Starting from the beginning of early foetal period (14 g.w.) and in all subsequent stages of development, positive reaction to Nkx6.1 was observed predominantly in insulin-containing β-cells (Figure 4c–f) which indicates the involvement of Nkx6.1 in β-cell differentiation. In all investigated pancreatic samples, we observed two types of β-cells: β-cells with the Nkx6.1-positive nuclei which represent the majority of β-cells and rare population of β-cells with the Nkx6.1-immunonegative nuclei (Figure 4c,d). In addition, in the pancreas of all foetuses from 14th to 36–37th g.w., we identified hormone-negative cells with Nkx6.1-positive nuclei (Figure 4c,d). It can be suggested that Nkx6.1 is transiently expressed in the differentiating β-cells prior to hormone synthesis, and then its expression decreases and is further restored in the mature β-cells. On the other hand, differentiation of some β-cells may occur without Nkx6.1 expression. As it was shown in mice lacking Nkx6.1 (Nkx6.1−/−) expression, Nkx6.1 does not affect the early stages of pancreas development and β-cell differentiation . The defect in Nkx6.1 expression appears after E12.5 and results in the significant reduction of the amount of β-cells (up to 85% of wild type) and in the absence of the expression of the mature β-cell markers MAFA and Clut2 [76, 78].
In contrast to other researchers , we found rare glucagon-containing cells with Nkx6.1-positive nuclei in the developing human pancreas (Figure 4e,f). Activation of Nkx6.1 expression in α-cells has been previously observed in a mouse model after extreme β-cell loss  and in humans with type 1 diabetes . This activation of Nkx6.1 possibly indicates α- to β-cell conversion during restoration of β-cell mass  or a partial change of α-cells towards a β-cell phenotype .

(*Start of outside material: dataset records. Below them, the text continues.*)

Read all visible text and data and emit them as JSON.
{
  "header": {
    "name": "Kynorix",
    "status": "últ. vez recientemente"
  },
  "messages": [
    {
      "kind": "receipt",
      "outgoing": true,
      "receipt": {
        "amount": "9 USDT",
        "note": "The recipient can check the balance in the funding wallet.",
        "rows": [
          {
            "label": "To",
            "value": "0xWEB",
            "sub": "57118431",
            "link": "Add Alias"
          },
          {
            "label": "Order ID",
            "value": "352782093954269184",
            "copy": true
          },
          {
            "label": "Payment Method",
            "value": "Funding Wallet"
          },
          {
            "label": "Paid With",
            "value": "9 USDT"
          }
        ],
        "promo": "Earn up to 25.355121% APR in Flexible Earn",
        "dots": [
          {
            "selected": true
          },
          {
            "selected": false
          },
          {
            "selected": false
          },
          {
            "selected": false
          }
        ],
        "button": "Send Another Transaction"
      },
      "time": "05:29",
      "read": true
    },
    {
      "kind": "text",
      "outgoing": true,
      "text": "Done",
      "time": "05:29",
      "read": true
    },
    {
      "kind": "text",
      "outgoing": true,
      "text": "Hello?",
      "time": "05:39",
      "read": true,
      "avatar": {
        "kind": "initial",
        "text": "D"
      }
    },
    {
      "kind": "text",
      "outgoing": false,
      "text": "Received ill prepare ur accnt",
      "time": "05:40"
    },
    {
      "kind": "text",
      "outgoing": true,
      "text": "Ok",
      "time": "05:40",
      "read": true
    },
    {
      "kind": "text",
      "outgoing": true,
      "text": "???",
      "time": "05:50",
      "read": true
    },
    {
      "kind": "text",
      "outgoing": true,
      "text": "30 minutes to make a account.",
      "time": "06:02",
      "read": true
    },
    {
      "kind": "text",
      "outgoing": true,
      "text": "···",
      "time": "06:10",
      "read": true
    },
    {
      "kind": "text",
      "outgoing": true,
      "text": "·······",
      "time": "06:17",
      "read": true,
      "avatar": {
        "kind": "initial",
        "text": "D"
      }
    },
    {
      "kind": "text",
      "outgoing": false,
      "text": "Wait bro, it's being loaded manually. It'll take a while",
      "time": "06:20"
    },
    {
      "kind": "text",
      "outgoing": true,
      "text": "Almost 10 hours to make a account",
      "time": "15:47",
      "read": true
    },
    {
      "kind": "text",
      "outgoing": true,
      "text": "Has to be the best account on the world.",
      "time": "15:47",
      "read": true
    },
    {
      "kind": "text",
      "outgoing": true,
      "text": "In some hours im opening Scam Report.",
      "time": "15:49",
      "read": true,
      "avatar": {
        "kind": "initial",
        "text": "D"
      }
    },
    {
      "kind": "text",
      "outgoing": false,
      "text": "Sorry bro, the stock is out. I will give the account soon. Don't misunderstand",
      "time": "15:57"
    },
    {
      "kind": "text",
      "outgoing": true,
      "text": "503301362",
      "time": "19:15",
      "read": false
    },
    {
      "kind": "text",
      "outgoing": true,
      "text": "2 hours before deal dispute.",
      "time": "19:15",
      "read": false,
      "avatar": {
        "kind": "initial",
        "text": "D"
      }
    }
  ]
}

This chapter has provided a brief analysis of the current state of research in the field of the origin of pancreatic endocrine cell populations and islet growth. However, further research must be performed to deepen our understanding of these processes, due to their fundamental importance in the restoration of normal glucose homeostasis in humans with impaired carbohydrate metabolism.
This work was supported by the Russian Foundation for Basic Research, Project №. 18-015-00147.
Conflict of interest
The authors declare no competing interests.